Posted by: Recent | May 26, 2020 7:59:10 PM
M. Petrik:
He doesn't care. He just likes to read what he's typed, no matter how redundant and irrelevant.
Posted by: MM | May 26, 2020 7:43:55 PM
UN --
The article is about the resiliency of law firms in the wake of COVID-19. Thus, it is beyond silly to try to rebut its claims by reference to stats and putative definitional shortcomings that long predate the virus.
Posted by: Mike Petrik | May 26, 2020 9:23:08 AM
Hi MM,
That is the most recent data available. I've given the sources already: BLS, ABA Form 509s, Dept of Education College Scorecard tax return-derived income information. All sources that are discussed on this site and in these threads all the time, as it happens. As this is a website for lawyers, law professors, and tax professionals, if you think I'm wrong about the data, feel free to present contrary evidence. Otherwise you are the one that's trolling, i.e. being argumentative without any substance or evidence to back up your bluster. Toodles.

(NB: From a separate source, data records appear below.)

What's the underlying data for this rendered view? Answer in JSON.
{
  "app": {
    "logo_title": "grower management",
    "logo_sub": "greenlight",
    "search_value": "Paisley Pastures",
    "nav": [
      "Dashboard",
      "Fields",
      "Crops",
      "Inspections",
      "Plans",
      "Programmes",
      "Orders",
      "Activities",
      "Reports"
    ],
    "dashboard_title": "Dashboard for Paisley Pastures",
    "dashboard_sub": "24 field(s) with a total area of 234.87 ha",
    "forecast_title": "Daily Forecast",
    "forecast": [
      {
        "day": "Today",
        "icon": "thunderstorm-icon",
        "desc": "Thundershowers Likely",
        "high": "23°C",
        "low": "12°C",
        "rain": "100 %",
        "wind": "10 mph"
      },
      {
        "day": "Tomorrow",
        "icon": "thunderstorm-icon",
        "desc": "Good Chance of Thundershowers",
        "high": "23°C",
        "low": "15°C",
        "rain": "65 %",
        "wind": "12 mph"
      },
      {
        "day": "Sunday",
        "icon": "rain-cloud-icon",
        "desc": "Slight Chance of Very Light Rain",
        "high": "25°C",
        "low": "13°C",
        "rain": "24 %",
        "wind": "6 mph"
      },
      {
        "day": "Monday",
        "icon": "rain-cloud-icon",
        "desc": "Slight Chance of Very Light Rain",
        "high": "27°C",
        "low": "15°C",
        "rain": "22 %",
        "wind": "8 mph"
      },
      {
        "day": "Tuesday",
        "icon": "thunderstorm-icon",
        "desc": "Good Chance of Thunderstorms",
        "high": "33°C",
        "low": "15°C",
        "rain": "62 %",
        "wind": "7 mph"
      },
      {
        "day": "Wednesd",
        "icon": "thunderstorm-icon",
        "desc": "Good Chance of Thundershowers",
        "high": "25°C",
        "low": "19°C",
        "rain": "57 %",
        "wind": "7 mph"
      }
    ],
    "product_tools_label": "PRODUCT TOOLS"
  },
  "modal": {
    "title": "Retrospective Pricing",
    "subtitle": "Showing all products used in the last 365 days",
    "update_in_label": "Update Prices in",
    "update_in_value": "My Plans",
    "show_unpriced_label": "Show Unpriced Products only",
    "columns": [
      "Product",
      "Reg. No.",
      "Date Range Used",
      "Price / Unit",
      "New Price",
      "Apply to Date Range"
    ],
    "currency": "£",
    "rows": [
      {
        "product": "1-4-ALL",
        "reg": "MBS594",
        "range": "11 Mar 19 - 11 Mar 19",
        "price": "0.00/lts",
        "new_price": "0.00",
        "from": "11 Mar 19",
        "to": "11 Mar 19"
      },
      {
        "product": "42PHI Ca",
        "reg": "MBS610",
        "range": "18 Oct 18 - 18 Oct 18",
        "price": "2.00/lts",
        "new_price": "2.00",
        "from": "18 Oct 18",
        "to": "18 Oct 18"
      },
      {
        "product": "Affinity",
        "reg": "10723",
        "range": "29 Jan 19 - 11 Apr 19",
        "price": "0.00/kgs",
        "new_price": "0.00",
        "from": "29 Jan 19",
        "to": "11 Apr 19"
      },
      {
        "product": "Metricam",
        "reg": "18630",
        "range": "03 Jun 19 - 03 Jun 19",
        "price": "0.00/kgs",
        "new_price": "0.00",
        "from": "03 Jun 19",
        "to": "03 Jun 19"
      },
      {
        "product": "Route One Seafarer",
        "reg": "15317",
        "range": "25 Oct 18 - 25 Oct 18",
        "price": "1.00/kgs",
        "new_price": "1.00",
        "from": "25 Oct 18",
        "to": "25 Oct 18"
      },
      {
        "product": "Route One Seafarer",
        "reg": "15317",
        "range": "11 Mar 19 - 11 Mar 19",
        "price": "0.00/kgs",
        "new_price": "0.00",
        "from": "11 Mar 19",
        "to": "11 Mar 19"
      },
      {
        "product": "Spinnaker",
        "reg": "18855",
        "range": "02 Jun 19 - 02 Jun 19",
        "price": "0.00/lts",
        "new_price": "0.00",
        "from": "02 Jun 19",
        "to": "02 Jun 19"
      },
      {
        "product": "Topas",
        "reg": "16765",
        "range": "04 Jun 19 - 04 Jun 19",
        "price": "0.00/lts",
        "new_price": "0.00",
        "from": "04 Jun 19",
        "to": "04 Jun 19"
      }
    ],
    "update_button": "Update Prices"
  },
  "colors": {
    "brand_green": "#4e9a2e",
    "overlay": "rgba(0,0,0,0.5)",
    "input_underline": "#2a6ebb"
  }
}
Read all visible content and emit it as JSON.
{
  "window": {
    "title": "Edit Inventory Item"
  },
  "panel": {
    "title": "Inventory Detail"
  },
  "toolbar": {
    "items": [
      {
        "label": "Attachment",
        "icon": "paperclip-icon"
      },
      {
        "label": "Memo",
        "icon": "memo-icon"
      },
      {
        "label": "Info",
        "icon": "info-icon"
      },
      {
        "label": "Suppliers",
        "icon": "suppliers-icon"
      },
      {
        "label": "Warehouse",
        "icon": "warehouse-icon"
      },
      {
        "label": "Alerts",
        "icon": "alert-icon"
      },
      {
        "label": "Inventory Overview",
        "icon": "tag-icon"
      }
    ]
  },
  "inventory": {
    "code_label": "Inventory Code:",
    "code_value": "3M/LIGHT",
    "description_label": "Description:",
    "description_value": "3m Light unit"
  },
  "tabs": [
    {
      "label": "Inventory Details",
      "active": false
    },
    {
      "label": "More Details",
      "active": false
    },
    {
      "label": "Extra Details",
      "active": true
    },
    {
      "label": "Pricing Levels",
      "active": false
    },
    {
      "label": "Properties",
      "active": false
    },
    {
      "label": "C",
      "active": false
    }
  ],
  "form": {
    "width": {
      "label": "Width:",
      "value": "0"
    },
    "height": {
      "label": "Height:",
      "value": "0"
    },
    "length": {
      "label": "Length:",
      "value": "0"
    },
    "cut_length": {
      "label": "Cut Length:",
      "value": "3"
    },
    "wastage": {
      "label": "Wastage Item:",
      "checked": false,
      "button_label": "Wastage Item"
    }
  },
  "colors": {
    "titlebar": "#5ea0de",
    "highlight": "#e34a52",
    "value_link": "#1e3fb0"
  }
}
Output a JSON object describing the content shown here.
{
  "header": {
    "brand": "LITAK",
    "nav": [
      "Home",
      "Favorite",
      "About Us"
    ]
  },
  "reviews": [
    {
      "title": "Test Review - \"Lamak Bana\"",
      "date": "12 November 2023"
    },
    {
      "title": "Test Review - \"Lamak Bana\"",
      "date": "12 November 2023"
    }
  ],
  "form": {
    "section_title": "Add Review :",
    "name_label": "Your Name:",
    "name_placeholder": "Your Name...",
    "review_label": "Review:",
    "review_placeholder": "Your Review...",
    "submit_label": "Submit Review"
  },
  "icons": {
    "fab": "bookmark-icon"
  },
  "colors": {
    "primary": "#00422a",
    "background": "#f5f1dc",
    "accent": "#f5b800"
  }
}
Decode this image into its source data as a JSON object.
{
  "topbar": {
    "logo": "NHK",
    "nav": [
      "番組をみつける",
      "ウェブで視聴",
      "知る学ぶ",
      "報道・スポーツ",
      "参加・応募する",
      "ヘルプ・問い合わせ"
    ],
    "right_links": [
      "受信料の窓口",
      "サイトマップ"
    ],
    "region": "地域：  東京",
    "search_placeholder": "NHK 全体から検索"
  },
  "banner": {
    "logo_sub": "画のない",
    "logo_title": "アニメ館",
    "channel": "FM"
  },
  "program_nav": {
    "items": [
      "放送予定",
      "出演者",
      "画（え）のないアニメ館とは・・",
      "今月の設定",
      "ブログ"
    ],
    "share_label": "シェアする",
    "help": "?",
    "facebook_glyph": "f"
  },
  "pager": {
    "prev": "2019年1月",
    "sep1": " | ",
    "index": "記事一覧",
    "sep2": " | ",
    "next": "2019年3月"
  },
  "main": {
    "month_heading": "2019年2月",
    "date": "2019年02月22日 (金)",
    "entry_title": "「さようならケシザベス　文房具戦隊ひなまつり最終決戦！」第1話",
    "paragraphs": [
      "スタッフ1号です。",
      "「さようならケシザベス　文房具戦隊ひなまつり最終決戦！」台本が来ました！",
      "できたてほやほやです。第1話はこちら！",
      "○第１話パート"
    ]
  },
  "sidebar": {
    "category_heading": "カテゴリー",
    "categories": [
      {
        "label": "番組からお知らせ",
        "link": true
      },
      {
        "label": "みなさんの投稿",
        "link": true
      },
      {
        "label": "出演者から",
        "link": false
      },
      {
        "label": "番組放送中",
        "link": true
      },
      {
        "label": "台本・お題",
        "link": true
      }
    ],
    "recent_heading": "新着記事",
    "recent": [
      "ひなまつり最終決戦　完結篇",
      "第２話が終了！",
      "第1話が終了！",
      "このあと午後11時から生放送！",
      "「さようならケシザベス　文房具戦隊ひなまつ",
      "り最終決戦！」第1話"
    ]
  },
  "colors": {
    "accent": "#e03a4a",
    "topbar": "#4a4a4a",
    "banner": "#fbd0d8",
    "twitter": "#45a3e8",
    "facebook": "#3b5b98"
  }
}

Posted by: Unemployed Northeastern | May 23, 2020 11:36:03 AM
Unemployed Troll:
If you disagree with the subtance of this article, namely the job prospects for the legal profession in the middle of the pandemic, why don't you cite some recent data, not stuff from years ago?
Why don't you cite anything, ever?
Posted by: MM | May 20, 2020 6:19:42 PM
Obligatory notices that:
1) The BLS definition for lawyers does not include the thousands of law school graduates who never become lawyers because there aren't enough lawyering jobs for them. This has ranged between 30% and 45% of law school grads for the last decade.
2) The unemployment rate for law school grads, per those pesky required ABA Form 509 disclosures, was still around 8% ten months after graduation for the class of 2018 - the most recent for which we have data. In other words, around twice as high as the American workforce overall, despite that only about 3/10 people in that workforce possessing any manner of college degree.
3) As anyone who regularly reads this site or other legal news offerings, bar exams are being cancelled and law firms are cutting their hiring. This year will be a bloodbath for graduates.
4) As we now know from tax data provided by the Department of Education, the median law school grad starts out around $53k, not whatever fairy tale figures the NALP and certain law profs who have staked their claim on the worth of a law degree pretend that the median is. $53k is actually less than what NACE claims the average starting salary is for four-year college graduates across all majors.
5) If you don't think there will be attempts to triage the trillions in unexpected debt the government has taken on this spring by axing GradPLUS and IBR plans, you are insane.
Posted by: Unemployed Northeastern | May 19, 2020 9:53:32 AM
I saw the same working at a pricey event venue during the 2008 crash. Other businesses cut back, law firms still had money to burn. Kinda irritating. Resilient isn't really the right word. Law firms are more like an insular monopoly. If X sues Y, the Y has to fight back whether they can afford to do so or not.
Posted by: Mike Perry | May 19, 2020 9:33:19 AM
Recent: Like UNE, whom you may very well be under a different handle, "recent graduates" are not the legal profession, particuarlt with out-of-date information from 2018. So, you're just avoiding the central point of this article like he did.
Do you enjoy the petty little echo chamber?